We observed subtle sex differences in the oxytocin dose response. However, the study was not primarily designed to compare sex differences in response to oxytocin. Rather the study was designed to look at the effects of oxytocin and both male and female animals were included. This is increasingly recognised as important and the NIH now requires the reporting of plans for a balance of male and female animals in preclinical studies unless single sex inclusion is specifically warranted [70].

Unfortunately, the underlying differences in baseline behaviours make interpretation difficult. For example, as previously reported, female C57BL/6N mice had higher levels of PPI than males [71]. This is not thought to be a consequence of the oestrous cycle which does not alter PPI and anxiety-related behaviours in female C57BL mice [72]. Male C57BL/6N mice also had longer social interaction times than female mice (Fig 5B, 5C&5D); possibly meaning they were less anxious than females. However, in addition to these baseline behavioural differences between the sexes, the differential response to oxytocin may also be a consequence of sex differences in expression of oxytocin and its receptors [7] and further work is therefore needed to clarify sex effects of oxytocin.
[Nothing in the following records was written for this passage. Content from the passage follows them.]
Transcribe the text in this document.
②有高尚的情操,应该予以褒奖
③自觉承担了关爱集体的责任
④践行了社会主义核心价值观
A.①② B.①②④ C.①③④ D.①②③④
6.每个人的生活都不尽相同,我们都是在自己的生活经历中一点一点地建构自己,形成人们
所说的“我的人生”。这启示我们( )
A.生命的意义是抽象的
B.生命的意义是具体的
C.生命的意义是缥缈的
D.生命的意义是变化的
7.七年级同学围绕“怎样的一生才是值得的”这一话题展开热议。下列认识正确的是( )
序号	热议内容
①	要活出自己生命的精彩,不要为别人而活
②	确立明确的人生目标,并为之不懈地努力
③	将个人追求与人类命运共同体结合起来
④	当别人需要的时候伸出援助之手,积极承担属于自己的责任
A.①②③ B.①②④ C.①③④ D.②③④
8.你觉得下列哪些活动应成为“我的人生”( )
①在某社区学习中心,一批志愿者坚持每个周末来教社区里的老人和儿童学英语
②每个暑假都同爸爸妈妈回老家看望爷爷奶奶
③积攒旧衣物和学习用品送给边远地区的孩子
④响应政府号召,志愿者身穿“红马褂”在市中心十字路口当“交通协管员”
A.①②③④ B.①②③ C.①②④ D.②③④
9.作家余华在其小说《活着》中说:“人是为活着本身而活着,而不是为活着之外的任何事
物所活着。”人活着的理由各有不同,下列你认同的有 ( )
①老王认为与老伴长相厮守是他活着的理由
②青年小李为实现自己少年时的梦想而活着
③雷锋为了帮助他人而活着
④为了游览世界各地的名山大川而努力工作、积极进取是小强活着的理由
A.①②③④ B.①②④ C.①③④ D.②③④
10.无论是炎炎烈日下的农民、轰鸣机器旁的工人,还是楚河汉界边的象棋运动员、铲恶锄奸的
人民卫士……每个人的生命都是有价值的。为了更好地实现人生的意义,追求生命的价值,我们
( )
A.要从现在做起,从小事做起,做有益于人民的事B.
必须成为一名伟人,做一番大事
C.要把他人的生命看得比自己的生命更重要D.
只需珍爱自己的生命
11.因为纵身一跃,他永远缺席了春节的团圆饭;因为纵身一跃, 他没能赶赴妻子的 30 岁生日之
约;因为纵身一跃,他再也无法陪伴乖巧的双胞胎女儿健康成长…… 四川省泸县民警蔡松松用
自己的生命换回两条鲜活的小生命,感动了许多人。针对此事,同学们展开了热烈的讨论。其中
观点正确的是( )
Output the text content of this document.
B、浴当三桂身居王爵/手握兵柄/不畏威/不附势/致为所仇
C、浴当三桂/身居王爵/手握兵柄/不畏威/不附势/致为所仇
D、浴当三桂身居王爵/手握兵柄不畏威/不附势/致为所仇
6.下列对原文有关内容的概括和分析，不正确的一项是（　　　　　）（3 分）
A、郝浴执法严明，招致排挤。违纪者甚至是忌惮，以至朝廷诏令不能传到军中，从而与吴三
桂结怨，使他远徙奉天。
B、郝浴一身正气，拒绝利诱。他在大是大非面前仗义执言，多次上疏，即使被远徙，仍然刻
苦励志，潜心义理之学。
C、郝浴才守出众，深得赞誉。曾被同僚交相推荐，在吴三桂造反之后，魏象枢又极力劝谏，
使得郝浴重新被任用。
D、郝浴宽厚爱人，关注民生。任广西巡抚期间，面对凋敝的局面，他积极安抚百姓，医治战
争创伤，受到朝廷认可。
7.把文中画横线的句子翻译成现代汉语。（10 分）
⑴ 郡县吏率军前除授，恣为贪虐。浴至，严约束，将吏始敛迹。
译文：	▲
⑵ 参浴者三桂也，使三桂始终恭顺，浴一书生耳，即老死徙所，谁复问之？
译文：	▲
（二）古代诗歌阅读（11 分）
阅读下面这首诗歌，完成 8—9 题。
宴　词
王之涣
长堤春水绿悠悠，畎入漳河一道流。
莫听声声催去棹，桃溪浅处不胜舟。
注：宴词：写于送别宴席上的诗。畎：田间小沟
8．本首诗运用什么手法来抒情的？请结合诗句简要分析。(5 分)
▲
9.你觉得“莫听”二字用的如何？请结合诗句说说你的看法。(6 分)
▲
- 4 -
We only examined 2D protein differences in the striatum in response to repeated exposure to 1000 μg/kg oxytocin in naïve animals, and we cannot directly link differences to phenotypic differences. However, confirmatory Western blot studies carried out using tissue from animals involved in the behavioural experiments adds weight to the likelihood that the proteins implicated contribute to the behavioural differences observed. Protein expression differs across brain regions [73] and we do not know if our results generalize across the brain. Nor did we examine protein expression in each sex separately. However, the PLS-DA suggests the distinct protein profile in animals exposed to oxytocin and saline involved both sexes and the effects of oxytocin on social interaction and amphetamine challenge tasks were broadly similar in both sexes. Lastly, the proteomics approach used here was a standard analysis that does not fully sample intracellular organelles. The future separation of subcellular fractions would be useful.

Conclusion

Oxytocin significantly improves social and non-social behaviours in an experimental animal setting. It elicits a pattern of changes in striatal protein expression similar to that triggered by conventional antipsychotics. We hope that this study encourages further research into the clinical application of this peptide hormone, which may extend treatment options across a spectrum of neurodevelopmental conditions.